Err, this is incorrect - there's no such conversion.
What you mean is "with the wext (compatibility) code in cfg80211".
> When the scan results come back, some of the IEs
> (information elements) are missing, those that specifically advertise the
> network security type. This happens due to the IEs getting chopped off in
> if the buffer that's passed in isn't large enough to get the full IE. The
> fix is to instead return E2BIG. Without this fix, the advertised security
> type is misinterpreted, since it appears to be a WPA or WEP network.
>
> Testing with this fix resulted in a network which previously showed up as a
> PSK network now correctly showing up as EAP.
>
> Side effects: A user space app which before did not get E2BIG and instead
> got a clipped off buffer might now get E2BIG instead, if the passed buffer
> is not large enough.
Arguably, apps will always have had to expect that, since we do that
also when it gets full.
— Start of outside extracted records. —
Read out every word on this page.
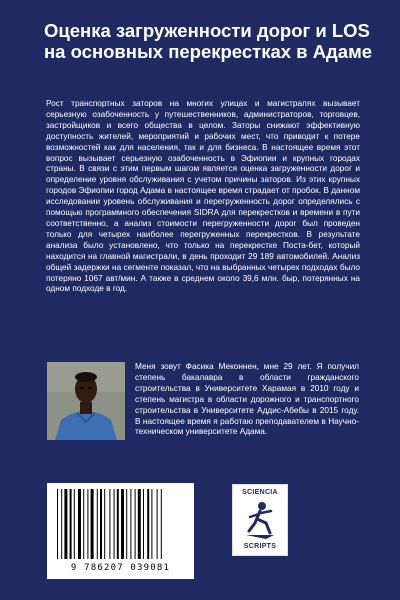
Оценка загруженности дорог и LOS на основных перекрестках в Адаме

Рост транспортных заторов на многих улицах и магистралях вызывает серьезную озабоченность у путешественников, администраторов, торговцев, застройщиков и всего общества в целом. Заторы снижают эффективную доступность жителей, мероприятий и рабочих мест, что приводит к потере возможностей как для населения, так и для бизнеса. В настоящее время этот вопрос вызывает серьезную озабоченность в Эфиопии и крупных городах страны. В связи с этим первым шагом является оценка загруженности дорог и определение уровня обслуживания с учетом причины заторов. Из этих крупных городов Эфиопии город Адама в настоящее время страдает от пробок. В данном исследовании уровень обслуживания и перегруженность дорог определялись с помощью программного обеспечения SIDRA для перекрестков и времени в пути соответственно, а анализ стоимости перегруженности дорог был проведен только для четырех наиболее перегруженных перекрестков. В результате анализа было установлено, что только на перекрестке Поста-бет, который находится на главной магистрали, в день проходит 29 189 автомобилей. Анализ общей задержки на сегменте показал, что на выбранных четырех подходах было потеряно 1067 авт/мин. А также в среднем около 39,6 млн. быр, потерянных на одном подходе в год.

Меня зовут Фасика Меконнен, мне 29 лет. Я получил степень бакалавра в области гражданского строительства в Университете Харамая в 2010 году и степень магистра в области дорожного и транспортного строительства в Университете Аддис-Абебы в 2015 году. В настоящее время я работаю преподавателем в Научно-техническом университете Адама.

SCIENCIA
SCRIPTS
9 786207 039081
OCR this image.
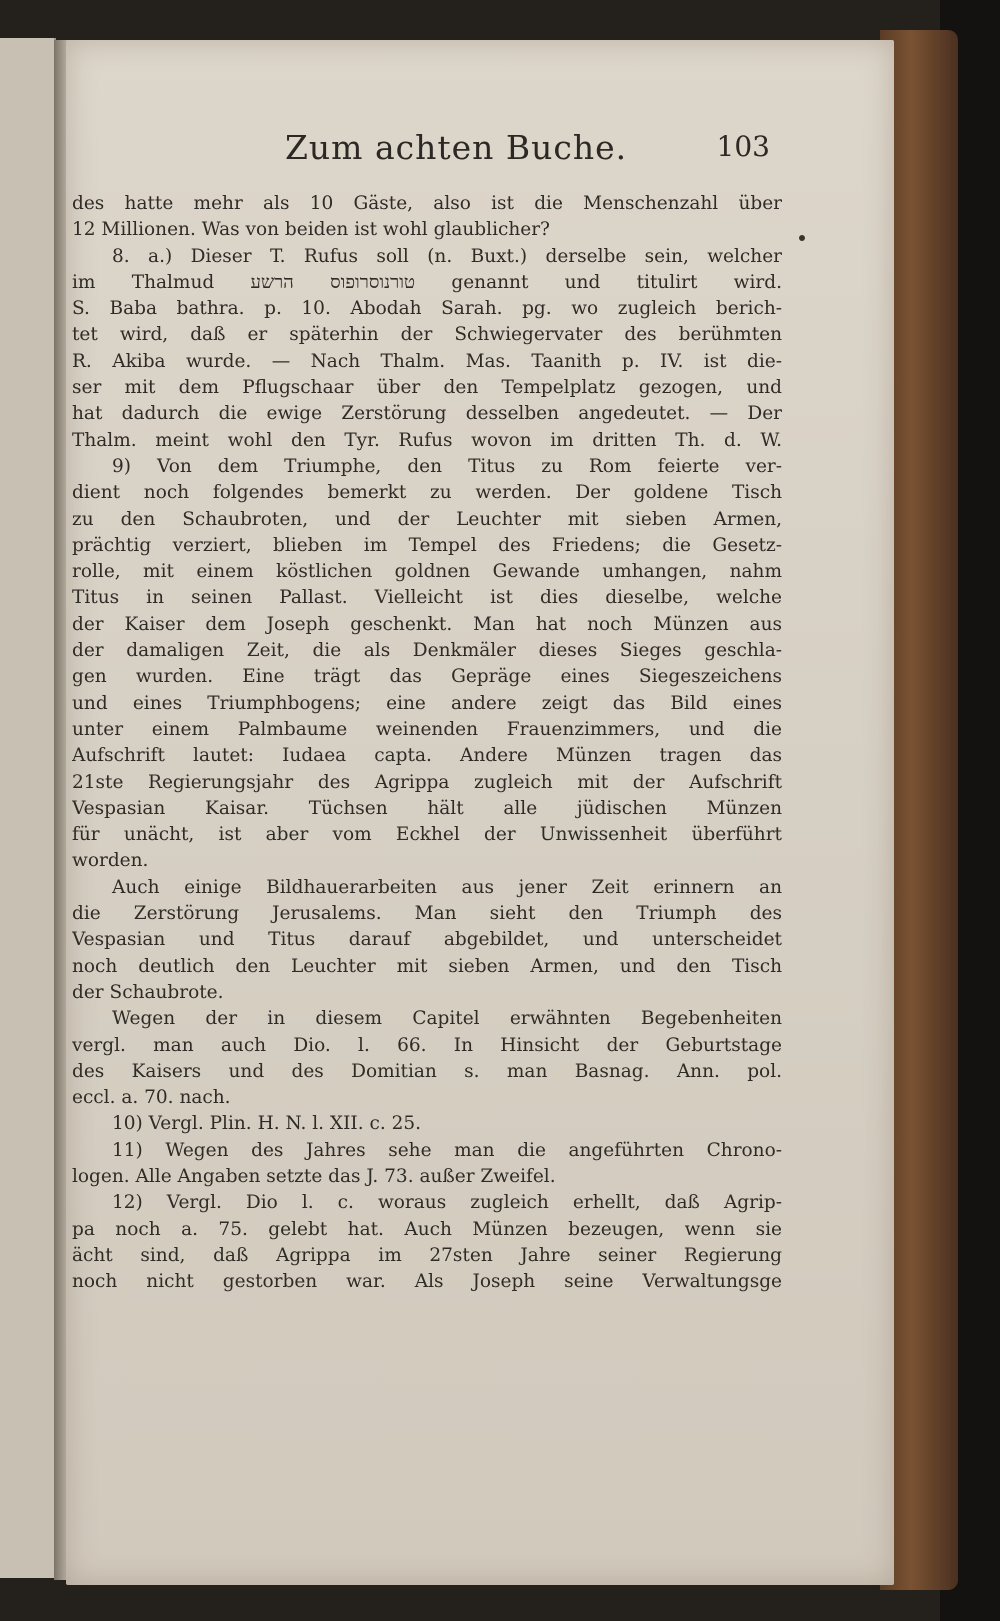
Zum achten Buche.	103
des hatte mehr als 10 Gäste, also ist die Menschenzahl über
12 Millionen. Was von beiden ist wohl glaublicher?
8. a.) Dieser T. Rufus soll (n. Buxt.) derselbe sein, welcher
im Thalmud טורנוסרופוס הרשע genannt und titulirt wird.
S. Baba bathra. p. 10. Abodah Sarah. pg. wo zugleich berich-
tet wird, daß er späterhin der Schwiegervater des berühmten
R. Akiba wurde. — Nach Thalm. Mas. Taanith p. IV. ist die-
ser mit dem Pflugschaar über den Tempelplatz gezogen, und
hat dadurch die ewige Zerstörung desselben angedeutet. — Der
Thalm. meint wohl den Tyr. Rufus wovon im dritten Th. d. W.
9) Von dem Triumphe, den Titus zu Rom feierte ver-
dient noch folgendes bemerkt zu werden. Der goldene Tisch
zu den Schaubroten, und der Leuchter mit sieben Armen,
prächtig verziert, blieben im Tempel des Friedens; die Gesetz-
rolle, mit einem köstlichen goldnen Gewande umhangen, nahm
Titus in seinen Pallast. Vielleicht ist dies dieselbe, welche
der Kaiser dem Joseph geschenkt. Man hat noch Münzen aus
der damaligen Zeit, die als Denkmäler dieses Sieges geschla-
gen wurden. Eine trägt das Gepräge eines Siegeszeichens
und eines Triumphbogens; eine andere zeigt das Bild eines
unter einem Palmbaume weinenden Frauenzimmers, und die
Aufschrift lautet: Iudaea capta. Andere Münzen tragen das
21ste Regierungsjahr des Agrippa zugleich mit der Aufschrift
Vespasian Kaisar. Tüchsen hält alle jüdischen Münzen
für unächt, ist aber vom Eckhel der Unwissenheit überführt
worden.
Auch einige Bildhauerarbeiten aus jener Zeit erinnern an
die Zerstörung Jerusalems. Man sieht den Triumph des
Vespasian und Titus darauf abgebildet, und unterscheidet
noch deutlich den Leuchter mit sieben Armen, und den Tisch
der Schaubrote.
Wegen der in diesem Capitel erwähnten Begebenheiten
vergl. man auch Dio. l. 66. In Hinsicht der Geburtstage
des Kaisers und des Domitian s. man Basnag. Ann. pol.
eccl. a. 70. nach.
10) Vergl. Plin. H. N. l. XII. c. 25.
11) Wegen des Jahres sehe man die angeführten Chrono-
logen. Alle Angaben setzte das J. 73. außer Zweifel.
12) Vergl. Dio l. c. woraus zugleich erhellt, daß Agrip-
pa noch a. 75. gelebt hat. Auch Münzen bezeugen, wenn sie
ächt sind, daß Agrippa im 27sten Jahre seiner Regierung
noch nicht gestorben war. Als Joseph seine Verwaltungsge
In fact, I'm not sure why we don't currently do
this, but I guess it depends on where in the data stream we ran out of
space.
Either way, I *strongly* recommend against using this in the first
place. There's an upper bound of 64k (I think) on the amount of memory
that can be used, and people have been known to run into this limit - at
which point you get absolutely no scan results back whatsoever. It's far
safer to use nl80211's scan dump, and if you're looking at this code in
particular then clearly you have it available.
Regarding the patch itself, it seems to add a bit much code. Is there
really no better way to express this? Perhaps by checking that the
stream actually moved forward - which will *always* happen for any of
these functions if they actually did anything? Even maybe if the new
_check inlines were to do that it'd still make the code smaller.